Ben Swift positioned himself well in a tough finish to place third on the line at stage three of the Tour de Suisse.
The Brit dived into a technical final kilometre, putting him onto the wheel of Peter Sagan into the final corner of the 194-kilometre test.
In the end it was Sagan (Liquigas-Cannodale) who overhauled Baden Cooke (Orica-GreenEDGE) in the final 50 metres to take his second win of the race with Swift finishing just behind, the trio distancing a talent-packed field in a narrow run to the line.
Team Sky had been instrumental during the stage in helping to claw back a dangerous three-man break after a railway crossing had temporarily held up the peloton.
The bunch kick enabled overnight leader Rui Costa (Movistar) to maintain the yellow jersey, holding an advantage of eight seconds after three stages with Thomas Löfkvist still sitting sixth, 13 seconds further back.
Michael Morkov (Saxo Bank), Guillaume Bonnafond (AG2R- La Mondiale) and Jonas Vangenechten (Lotto-Belisol) were the trio who headed out in the opening kilometres, the break pushing their advantage out to almost 11 minutes on the run out of Martigny.
Lars-Petter Nordhaug crashed on soaking wet roads during the stage but was able to make his way back to the peloton and was among those helping to pull hard on the front in the closing stages.
With 53km to go the peloton ground to a halt after the barriers came down in the Swiss countryside, a small group of around 20 riders making it through including race leader Costa and most of his team-mates.
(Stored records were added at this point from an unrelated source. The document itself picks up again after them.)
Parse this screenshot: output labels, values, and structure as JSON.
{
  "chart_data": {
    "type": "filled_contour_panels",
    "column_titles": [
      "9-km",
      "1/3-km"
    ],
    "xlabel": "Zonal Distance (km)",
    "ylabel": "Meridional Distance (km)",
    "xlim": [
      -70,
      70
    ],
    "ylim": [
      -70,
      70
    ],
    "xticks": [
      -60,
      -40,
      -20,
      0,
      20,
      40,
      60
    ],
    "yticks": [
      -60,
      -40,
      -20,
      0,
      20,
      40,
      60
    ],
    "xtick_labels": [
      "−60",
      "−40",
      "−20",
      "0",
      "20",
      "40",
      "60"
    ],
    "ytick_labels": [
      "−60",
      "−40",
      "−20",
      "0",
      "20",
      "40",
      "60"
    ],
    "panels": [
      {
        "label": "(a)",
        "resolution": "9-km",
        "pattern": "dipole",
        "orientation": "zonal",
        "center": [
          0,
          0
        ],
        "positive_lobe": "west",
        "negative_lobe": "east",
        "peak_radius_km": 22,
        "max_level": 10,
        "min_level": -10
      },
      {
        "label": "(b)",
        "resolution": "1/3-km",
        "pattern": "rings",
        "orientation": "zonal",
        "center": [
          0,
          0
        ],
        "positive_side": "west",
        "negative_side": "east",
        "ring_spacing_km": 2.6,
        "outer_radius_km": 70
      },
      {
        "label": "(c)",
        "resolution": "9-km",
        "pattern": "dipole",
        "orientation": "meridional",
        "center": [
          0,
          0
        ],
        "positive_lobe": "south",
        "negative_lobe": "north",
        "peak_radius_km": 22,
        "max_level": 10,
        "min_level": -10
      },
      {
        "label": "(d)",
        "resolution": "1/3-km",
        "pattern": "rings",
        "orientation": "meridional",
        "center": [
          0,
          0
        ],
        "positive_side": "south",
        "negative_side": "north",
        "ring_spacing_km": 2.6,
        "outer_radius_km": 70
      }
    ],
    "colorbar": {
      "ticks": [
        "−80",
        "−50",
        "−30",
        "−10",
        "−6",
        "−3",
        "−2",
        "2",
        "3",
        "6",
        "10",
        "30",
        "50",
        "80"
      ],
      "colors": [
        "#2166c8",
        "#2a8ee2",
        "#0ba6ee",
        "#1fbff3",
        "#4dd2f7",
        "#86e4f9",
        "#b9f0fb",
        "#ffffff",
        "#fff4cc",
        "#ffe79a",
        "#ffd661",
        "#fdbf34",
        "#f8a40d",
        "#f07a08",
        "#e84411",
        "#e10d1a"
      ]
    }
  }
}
After continuing at first the group were forced to slow down by the race director, the section neutralised to allow the peloton time to regain the two minutes lost.
That all played into the hands of the break, who had 7:15 at that point and saw their advantage spin out before the peloton began to chase hard, Xabier Zandio, Salvatore Puccio and Michael Barry among those to take to the front.
Van Genechten found himself dropped on the ramp up to Frienisberg, the gap behind also dropping over the penultimate climb as the sprinters’ teams got into their stride.
Heading into the finish Mathew Hayman dropped off Swift in the final kilometre, but it was left to Sagan who proved both his bike-handling skills and an impressive turn of speed at the line.
Leaving it late
After the stage Sports Director Marcus Ljungqvist talked us through a day which saw the team seize the initiative and take up the chase.
He said: “In the end it was a close one with the break. The boys did a really good job and we were glad we started as early as we did with the chase. It was Xabi and Puccio who started it off initially and then Michael and peloton just caught them at the end.
“Peter Sagan is very strong and so is Baden Cooke. It was a good result though from Swifty and it shows he is in good shape. Of course we want to win so we will try again tomorrow.”
Ljungqvist also gave an update on Nordhaug following his crash, adding: “Lars-Petter showed good fighting spirit to get up and get back on. It was good to see him pulling and finish the stage. The guys have looked over him and think he will be okay.”